The value goes beyond completion rates. Organizations launch programs in weeks instead of months. Costs drop because there is no need for expensive LMS licenses or constant marketing to drive logins. Managers gain real-time insights into progress, enabling them to adjust before a program fails. For learners, it feels personal: the pace adapts to their schedule, feedback comes fast, and support arrives where they already spend time.
Late last year, EDT&Partners, a global education and workforce transformation firm, acquired eFlow. The two organizations had been collaborating since 2023, and the fit had already been validated through real projects. EDT&Partners brings scale, structure, and deep experience navigating large education systems. eFlow brings engagement, speed, and a product built for the last mile.
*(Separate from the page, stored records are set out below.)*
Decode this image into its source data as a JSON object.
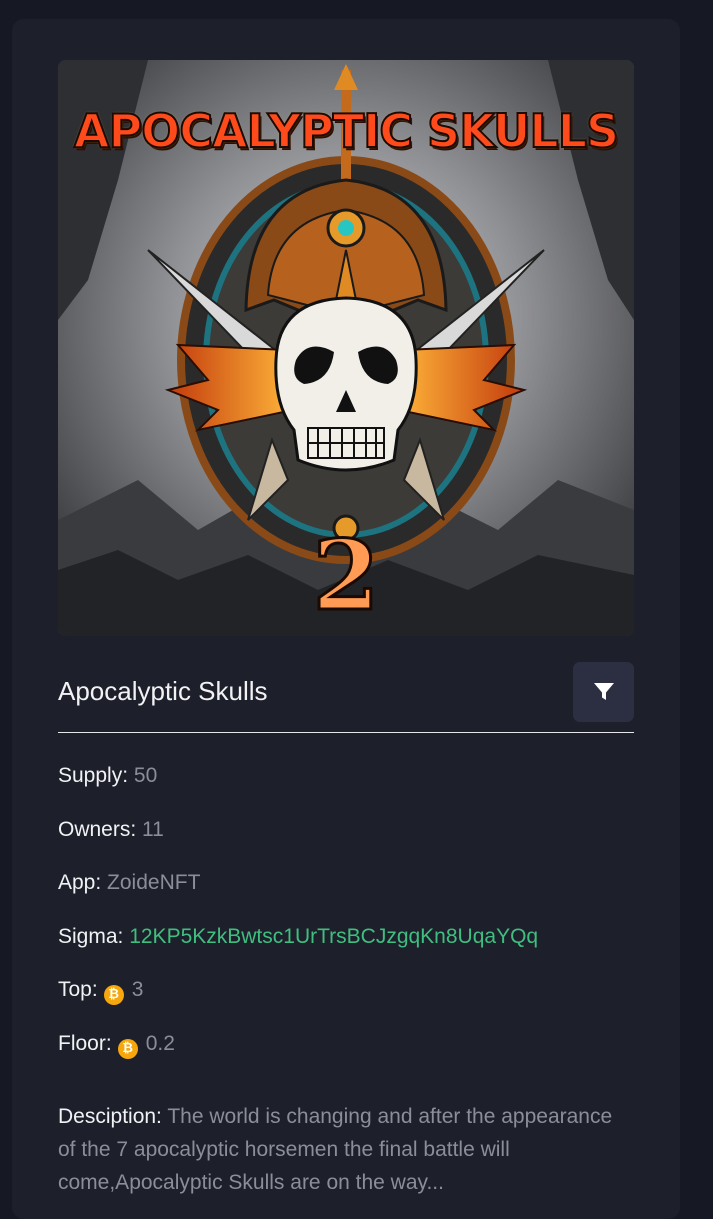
{
  "artwork": {
    "title_text": "APOCALYPTIC SKULLS",
    "number_text": "2"
  },
  "collection": {
    "title": "Apocalyptic Skulls",
    "filter_icon": "filter-icon"
  },
  "details": {
    "supply_label": "Supply:",
    "supply_value": "50",
    "owners_label": "Owners:",
    "owners_value": "11",
    "app_label": "App:",
    "app_value": "ZoideNFT",
    "sigma_label": "Sigma:",
    "sigma_value": "12KP5KzkBwtsc1UrTrsBCJzgqKn8UqaYQq",
    "top_label": "Top:",
    "top_coin": "₿",
    "top_value": "3",
    "floor_label": "Floor:",
    "floor_coin": "₿",
    "floor_value": "0.2",
    "description_label": "Desciption:",
    "description_value": "The world is changing and after the appearance of the 7 apocalyptic horsemen the final battle will come,Apocalyptic Skulls are on the way..."
  },
  "colors": {
    "page_bg": "#161923",
    "card_bg": "#1d202b",
    "sigma_green": "#3fbf7f",
    "coin_orange": "#f5a70d",
    "muted_text": "#8b8e98"
  }
}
For existing clients, the experience stays the same. The team, the product, and the roadmap remain intact. What changes is the muscle behind it: a larger technology team, an international footprint, and the ability to support programs that span entire countries. eFlow continues as its own product and brand, but now with resources to deepen AI personalization and analytics. That means learning adapts even better to individual needs, languages, and access constraints.
Looking ahead, eFlow plans to reach more than one million learners across the Middle East, North Africa, South America, and other emerging markets by 2027. The focus will stay on equity: using conversational, low-bandwidth learning to expand access for communities that traditional platforms have failed to serve. Partnerships with governments, NGOs, universities, and employers will drive this, always tying back to SDG4, access to education for all.
When asked what story he would want readers to remember, Samer offered a simple one: meaningful products built for a global market do not have to come from Silicon Valley. They can come from Beirut and then go anywhere.